Je ne parlerai pas des résultats probables de l'exploitation du chemin de fer de l'Ourthe, ils sont assez connus. Il est certain que si une ligne de chemin de fer a des chances d'avenir, c'est celle-là.

J'espère donc que M. le ministre des travaux publics présentera, dans le cours de cette session, un projet de loi autorisant la concession de cette ligne, ce qu'il avait en quelque sorte promis l'an dernier au Sénat, et qu'il donnera ainsi satisfaction à cette partie du pays.

L'année dernière nous avons posé un acte de justice et de réparation à l'égard de l'arrondissement de Tongres qui était privé de chemin de fer, j'espère que dans cette session nous poserons un acte semblable à l'égard des populations de la vallée de l'Ourthe.

M. de Gottal. - Plusieurs honorables membres ont appelé l'attention du gouvernement sur l'utilité de créer de nouvelles voies de communication. Permettez-moi de l'appeler, de mon côté, sur la nécessité de maintenir en bon état la voie principale que possède la Belgique, la voie florissante de l'Escaut.

Je regrette que la section centrale n'ait pas jugé à propos de demander à ce sujet de nouveaux renseignements au gouvernement et ait cru pouvoir se borner à rappeler dans le rapport la réponse que me fit lors, de la discussion de son dernier budget, M. le ministre des travaux publics.

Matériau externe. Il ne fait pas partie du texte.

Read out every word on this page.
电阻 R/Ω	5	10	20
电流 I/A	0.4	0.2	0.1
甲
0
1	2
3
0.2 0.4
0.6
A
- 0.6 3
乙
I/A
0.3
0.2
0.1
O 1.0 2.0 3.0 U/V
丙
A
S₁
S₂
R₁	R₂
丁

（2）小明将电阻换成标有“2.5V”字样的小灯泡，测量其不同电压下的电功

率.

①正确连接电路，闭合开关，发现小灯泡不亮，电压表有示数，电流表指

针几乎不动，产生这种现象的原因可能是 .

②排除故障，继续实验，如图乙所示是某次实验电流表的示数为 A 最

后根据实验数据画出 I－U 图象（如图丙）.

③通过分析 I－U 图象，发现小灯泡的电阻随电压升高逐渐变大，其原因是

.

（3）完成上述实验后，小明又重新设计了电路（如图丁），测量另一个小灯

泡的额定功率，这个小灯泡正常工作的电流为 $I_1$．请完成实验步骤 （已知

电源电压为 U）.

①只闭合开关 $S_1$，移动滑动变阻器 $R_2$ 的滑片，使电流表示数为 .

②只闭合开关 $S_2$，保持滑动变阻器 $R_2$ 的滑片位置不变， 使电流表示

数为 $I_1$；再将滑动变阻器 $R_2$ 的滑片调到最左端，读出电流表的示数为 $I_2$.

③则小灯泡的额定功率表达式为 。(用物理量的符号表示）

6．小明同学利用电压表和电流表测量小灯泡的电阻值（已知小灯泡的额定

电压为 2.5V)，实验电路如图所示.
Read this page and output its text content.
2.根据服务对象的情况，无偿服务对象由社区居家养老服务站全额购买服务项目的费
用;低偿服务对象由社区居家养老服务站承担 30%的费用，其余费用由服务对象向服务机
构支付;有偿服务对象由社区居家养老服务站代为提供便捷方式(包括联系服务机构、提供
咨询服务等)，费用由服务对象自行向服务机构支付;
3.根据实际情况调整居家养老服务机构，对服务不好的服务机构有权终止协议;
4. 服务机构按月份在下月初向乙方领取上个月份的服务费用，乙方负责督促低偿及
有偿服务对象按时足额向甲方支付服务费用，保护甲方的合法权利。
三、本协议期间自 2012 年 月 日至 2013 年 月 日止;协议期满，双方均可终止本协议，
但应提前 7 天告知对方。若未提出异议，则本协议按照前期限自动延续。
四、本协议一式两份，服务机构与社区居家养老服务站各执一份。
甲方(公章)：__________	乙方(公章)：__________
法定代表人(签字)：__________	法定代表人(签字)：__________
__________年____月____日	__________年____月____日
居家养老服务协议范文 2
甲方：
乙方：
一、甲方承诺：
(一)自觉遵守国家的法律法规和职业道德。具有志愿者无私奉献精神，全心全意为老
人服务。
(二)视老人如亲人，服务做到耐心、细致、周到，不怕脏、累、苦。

Il n'entre pas dans mes intentions de reproduire longuement les considérations que j'ai fait valoir à plusieurs reprises ; mais je ne puis laisser passer cette discussion sans exprimer mon regret du peu d'importance que le gouvernement semble attacher à cette question, et du retard qu'il apporte à remédier aux atterrissements qui, depuis plusieurs années, se produisent dans le fleuve.

(page 1022) Est-ce faute d'avertissements, ou les réclamations soulevées ne sont-elles pas sérieuses ?

Nullement, messieurs, toutes les autorités signalent le mal.

L'administration du pilotage, la chambre de commerce et le conseil provincial sont d'accord pour reconnaître les dangers, et cependant le gouvernement reste inactif. Il se borne, comme il a dit l'année dernière, à laisser agir la nature. J'oubliais et j'allais être injuste à cet égard, j'oubliais de dire que le gouvernement a nommé successivement plusieurs 4 commissions, à mes yeux autant d'atterrissements dans la voie d'une solution, mais qui toutes n'en ont pas moins reconnu que le mal existait. Elles ont même indiqué plusieurs moyens d'y porter remède.

Jusqu'ici aucun n'a été appliqué. J'ai déjà insisté plusieurs fois pour obtenir un bateau dragueur dont l'utilité n'est pas contestée par les commissions mêmes que le gouvernement a nommées et dont la construction n'entraînerait pas l'Etat dans de grandes dépenses, ce serait un moyen de parer au plus pressé, d'aider un peu cette nature à laquelle on se lie un peu trop, et qui, si je suis bien renseigné, ne répond pas entièrement aux espérances qu'on avait conçues d'elle.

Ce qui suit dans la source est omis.